Несколькими строками далее мы читаем снова:
«Превращение тел в свет и света в тела совершенно согласно с общим порядком природы, которая, повидимому, любит (is delighted) превращения», и, наконец, вслед за перечислением примеров таких превращений, следует заключение: «в ряду таких разнообразных и странных превращений почему бы природе не превращать тела в свет и свет в тела?»
Если, по прочтении этих строк, мы обратимся к микроспектру и увидим, как хлорофилловые зёрна, сохраняя свой обычный цвет и прозрачность в жёлтых и зелёных частях спектра, становятся чёрными, как угольки, при перемещении их в красную или синюю часть спектра, то можем быть уверены, после
---------------------------------
1. Ботанический сад Кью близ Лондона.
---------------------------------
всего, что было ранее сказано, что мы действительно присутствуем здесь при таинственном процессе «превращения света в тела», благодаря которому этот ничтожный чёрный комочек вещества является истинным звеном, соединяющим величественный взрыв энергии в нашем центральном светиле со всеми многообразными проявлениями жизни на обитаемой нами планете.

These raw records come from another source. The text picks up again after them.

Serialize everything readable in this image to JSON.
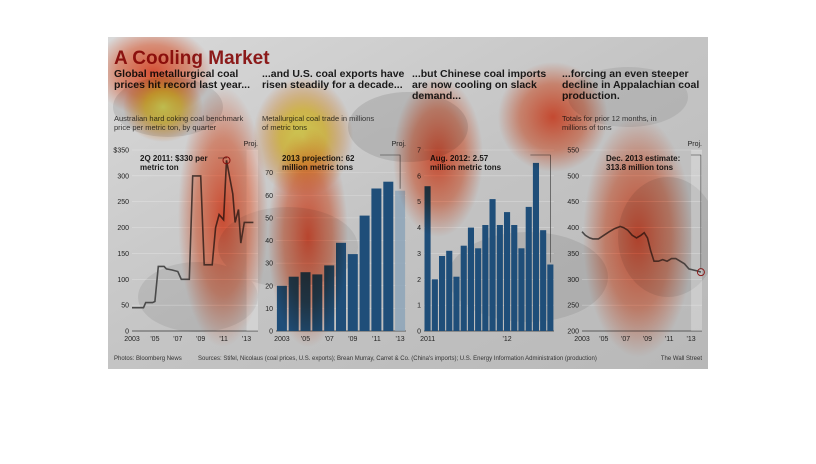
{
  "title": "A Cooling Market",
  "footer": {
    "photos": "Photos: Bloomberg News",
    "sources": "Sources: Stifel, Nicolaus (coal prices, U.S. exports); Brean Murray, Carret & Co. (China's imports); U.S. Energy Information Administration (production)",
    "brand": "The Wall Street"
  },
  "colors": {
    "title": "#8b1a1a",
    "bar": "#1f4e79",
    "line": "#555555",
    "callout": "#8b1a1a"
  },
  "chart_data": [
    {
      "type": "line",
      "headline": "Global metallurgical coal prices hit record last year...",
      "subtitle": "Australian hard coking coal benchmark price per metric ton, by quarter",
      "proj_label": "Proj.",
      "annotation": "2Q 2011: $330 per metric ton",
      "xlim": [
        2003,
        2014
      ],
      "ylim": [
        0,
        350
      ],
      "yticks": [
        0,
        50,
        100,
        150,
        200,
        250,
        300,
        350
      ],
      "ytick_labels": [
        "0",
        "50",
        "100",
        "150",
        "200",
        "250",
        "300",
        "$350"
      ],
      "xticks": [
        2003,
        2005,
        2007,
        2009,
        2011,
        2013
      ],
      "xtick_labels": [
        "2003",
        "'05",
        "'07",
        "'09",
        "'11",
        "'13"
      ],
      "x": [
        2003.0,
        2003.5,
        2004.0,
        2004.2,
        2004.5,
        2004.8,
        2005.0,
        2005.3,
        2005.5,
        2005.8,
        2006.0,
        2006.5,
        2007.0,
        2007.3,
        2007.6,
        2008.0,
        2008.3,
        2008.6,
        2009.0,
        2009.3,
        2009.6,
        2010.0,
        2010.3,
        2010.6,
        2011.0,
        2011.25,
        2011.5,
        2011.8,
        2012.0,
        2012.3,
        2012.5,
        2012.8,
        2013.0,
        2013.3,
        2013.6
      ],
      "y": [
        45,
        45,
        45,
        55,
        55,
        55,
        57,
        125,
        125,
        125,
        120,
        118,
        115,
        100,
        100,
        100,
        300,
        300,
        300,
        128,
        128,
        128,
        200,
        225,
        215,
        330,
        300,
        265,
        210,
        235,
        170,
        210,
        210,
        210,
        210
      ]
    },
    {
      "type": "bar",
      "headline": "...and U.S. coal exports have risen steadily for a decade...",
      "subtitle": "Metallurgical coal trade in millions of metric tons",
      "proj_label": "Proj.",
      "annotation": "2013 projection: 62 million metric tons",
      "categories": [
        "2003",
        "2004",
        "2005",
        "2006",
        "2007",
        "2008",
        "2009",
        "2010",
        "2011",
        "2012",
        "2013"
      ],
      "values": [
        20,
        24,
        26,
        25,
        29,
        39,
        34,
        51,
        63,
        66,
        62
      ],
      "projected_index": 10,
      "ylim": [
        0,
        80
      ],
      "yticks": [
        0,
        10,
        20,
        30,
        40,
        50,
        60,
        70
      ],
      "xtick_labels": [
        "2003",
        "'05",
        "'07",
        "'09",
        "'11",
        "'13"
      ],
      "xtick_index": [
        0,
        2,
        4,
        6,
        8,
        10
      ]
    },
    {
      "type": "bar",
      "headline": "...but Chinese coal imports are now cooling on slack demand...",
      "annotation": "Aug. 2012: 2.57 million metric tons",
      "values": [
        5.6,
        2.0,
        2.9,
        3.1,
        2.1,
        3.3,
        4.0,
        3.2,
        4.1,
        5.1,
        4.1,
        4.6,
        4.1,
        3.2,
        4.8,
        6.5,
        3.9,
        2.57
      ],
      "ylim": [
        0,
        7
      ],
      "yticks": [
        0,
        1,
        2,
        3,
        4,
        5,
        6,
        7
      ],
      "xtick_labels": [
        "2011",
        "'12"
      ],
      "xtick_index": [
        0,
        11
      ]
    },
    {
      "type": "line",
      "headline": "...forcing an even steeper decline in Appalachian coal production.",
      "subtitle": "Totals for prior 12 months, in millions of tons",
      "proj_label": "Proj.",
      "annotation": "Dec. 2013 estimate: 313.8 million tons",
      "xlim": [
        2003,
        2014
      ],
      "ylim": [
        200,
        550
      ],
      "yticks": [
        200,
        250,
        300,
        350,
        400,
        450,
        500,
        550
      ],
      "xticks": [
        2003,
        2005,
        2007,
        2009,
        2011,
        2013
      ],
      "xtick_labels": [
        "2003",
        "'05",
        "'07",
        "'09",
        "'11",
        "'13"
      ],
      "x": [
        2003.0,
        2003.3,
        2003.7,
        2004.0,
        2004.5,
        2005.0,
        2005.5,
        2006.0,
        2006.5,
        2006.8,
        2007.2,
        2007.6,
        2008.0,
        2008.4,
        2008.7,
        2009.0,
        2009.3,
        2009.6,
        2010.0,
        2010.4,
        2010.8,
        2011.2,
        2011.6,
        2012.0,
        2012.4,
        2012.8,
        2013.2,
        2013.6,
        2013.9
      ],
      "y": [
        392,
        385,
        380,
        378,
        378,
        385,
        392,
        398,
        402,
        400,
        395,
        385,
        380,
        385,
        390,
        380,
        355,
        335,
        335,
        338,
        335,
        340,
        340,
        335,
        330,
        320,
        318,
        316,
        313.8
      ]
    }
  ]
}
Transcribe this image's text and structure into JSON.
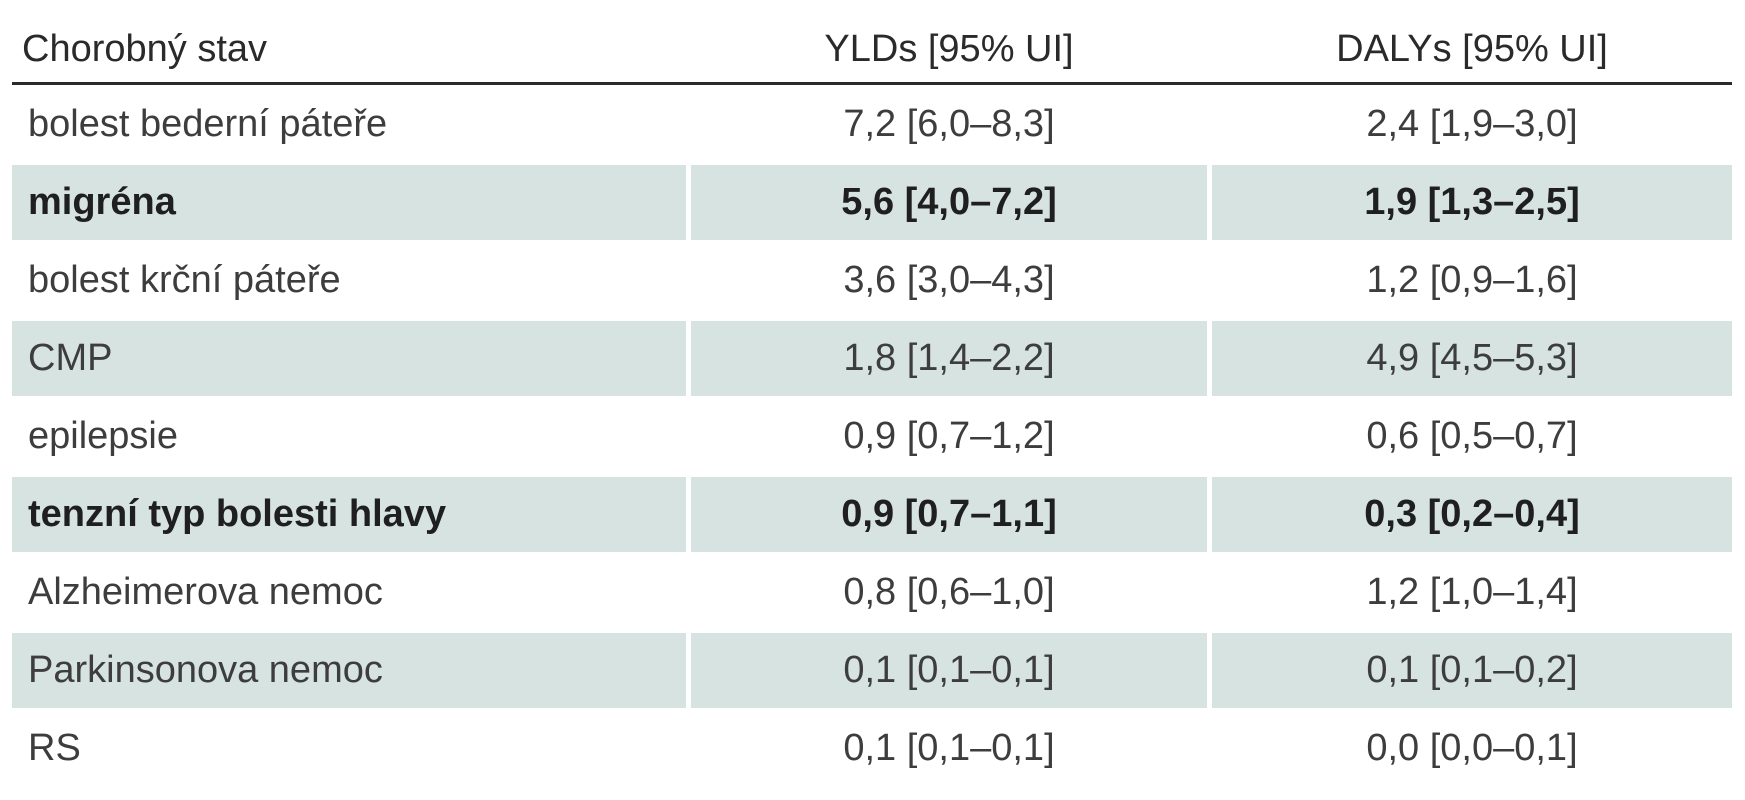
{
  "table": {
    "headers": [
      "Chorobný stav",
      "YLDs [95% UI]",
      "DALYs [95% UI]"
    ],
    "rows": [
      {
        "condition": "bolest bederní páteře",
        "ylds": "7,2 [6,0–8,3]",
        "dalys": "2,4 [1,9–3,0]"
      },
      {
        "condition": "migréna",
        "ylds": "5,6 [4,0–7,2]",
        "dalys": "1,9 [1,3–2,5]"
      },
      {
        "condition": "bolest krční páteře",
        "ylds": "3,6 [3,0–4,3]",
        "dalys": "1,2 [0,9–1,6]"
      },
      {
        "condition": "CMP",
        "ylds": "1,8 [1,4–2,2]",
        "dalys": "4,9 [4,5–5,3]"
      },
      {
        "condition": "epilepsie",
        "ylds": "0,9 [0,7–1,2]",
        "dalys": "0,6 [0,5–0,7]"
      },
      {
        "condition": "tenzní typ bolesti hlavy",
        "ylds": "0,9 [0,7–1,1]",
        "dalys": "0,3 [0,2–0,4]"
      },
      {
        "condition": "Alzheimerova nemoc",
        "ylds": "0,8 [0,6–1,0]",
        "dalys": "1,2 [1,0–1,4]"
      },
      {
        "condition": "Parkinsonova nemoc",
        "ylds": "0,1 [0,1–0,1]",
        "dalys": "0,1 [0,1–0,2]"
      },
      {
        "condition": "RS",
        "ylds": "0,1 [0,1–0,1]",
        "dalys": "0,0 [0,0–0,1]"
      }
    ],
    "colors": {
      "row_shading": "#d6e3e0",
      "header_rule": "#2b2b2b",
      "text": "#3d3d3d"
    }
  }
}
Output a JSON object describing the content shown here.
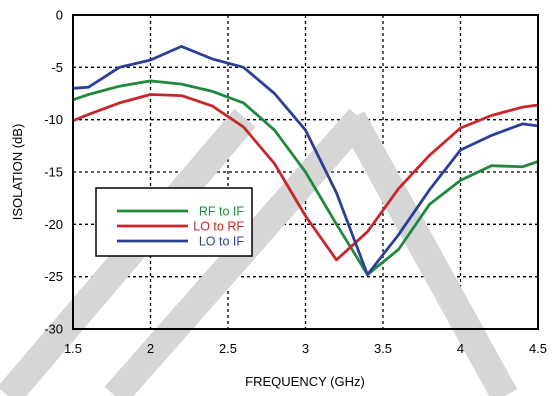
{
  "chart_data": {
    "type": "line",
    "xlabel": "FREQUENCY (GHz)",
    "ylabel": "ISOLATION (dB)",
    "xlim": [
      1.5,
      4.5
    ],
    "ylim": [
      -30,
      0
    ],
    "xticks": [
      1.5,
      2,
      2.5,
      3,
      3.5,
      4,
      4.5
    ],
    "xtick_labels": [
      "1.5",
      "2",
      "2.5",
      "3",
      "3.5",
      "4",
      "4.5"
    ],
    "yticks": [
      0,
      -5,
      -10,
      -15,
      -20,
      -25,
      -30
    ],
    "ytick_labels": [
      "0",
      "-5",
      "-10",
      "-15",
      "-20",
      "-25",
      "-30"
    ],
    "grid": true,
    "grid_style": "dashed",
    "legend_position": "center-left",
    "series": [
      {
        "name": "RF to IF",
        "color": "#1f8a3c",
        "x": [
          1.5,
          1.6,
          1.8,
          2.0,
          2.2,
          2.4,
          2.6,
          2.8,
          3.0,
          3.2,
          3.4,
          3.6,
          3.8,
          4.0,
          4.2,
          4.4,
          4.5
        ],
        "y": [
          -8.1,
          -7.6,
          -6.8,
          -6.3,
          -6.6,
          -7.3,
          -8.4,
          -11.0,
          -15.0,
          -20.0,
          -24.8,
          -22.4,
          -18.1,
          -15.8,
          -14.4,
          -14.5,
          -14.0
        ]
      },
      {
        "name": "LO to RF",
        "color": "#c8262b",
        "x": [
          1.5,
          1.6,
          1.8,
          2.0,
          2.2,
          2.4,
          2.6,
          2.8,
          3.0,
          3.2,
          3.4,
          3.6,
          3.8,
          4.0,
          4.2,
          4.4,
          4.5
        ],
        "y": [
          -10.1,
          -9.5,
          -8.4,
          -7.6,
          -7.7,
          -8.7,
          -10.7,
          -14.2,
          -19.2,
          -23.4,
          -20.7,
          -16.6,
          -13.4,
          -10.8,
          -9.6,
          -8.8,
          -8.6
        ]
      },
      {
        "name": "LO to IF",
        "color": "#2b3f99",
        "x": [
          1.5,
          1.6,
          1.8,
          2.0,
          2.2,
          2.4,
          2.6,
          2.8,
          3.0,
          3.2,
          3.4,
          3.6,
          3.8,
          4.0,
          4.2,
          4.4,
          4.5
        ],
        "y": [
          -7.0,
          -6.9,
          -5.0,
          -4.3,
          -3.0,
          -4.2,
          -5.0,
          -7.5,
          -11.0,
          -17.0,
          -24.8,
          -21.0,
          -16.7,
          -12.9,
          -11.5,
          -10.4,
          -10.6
        ]
      }
    ]
  }
}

Призма более чем два века тому назад раскрыла природу солнечного луча. Призма же, у нас на глазах, в руках нашего председателя (1), сэра Нормана Локиера и других искусных исследователей, продолжает раскрывать тайну происхождения этого луча, и я убежден, что опять та же призма раскроет и конечную судьбу этого луча здесь на земле - его «превращение в тела». Таким образом, мы приходим к окончательному выводу, что в этой книге «Оптики» мы встречаем не только первую и самую широкую постановку занимающей нас задачи, но и верное средство для её разрешения.
Не гадал Джонатан Свифт, когда строчил свою ядовитую сатиру на королевское общество (2), что то, что ему представлялось очевидным бредом сумасшедшего, оказалось пророческим откровением бессмертного гения Ньютона.
----------------------------
1. Сэра Вильяма Гуггинса, справедливо считающегося пионером астрономической спектроскопии.
2. Известно, что под академией в Лагадо Свифт разумел королевское общество.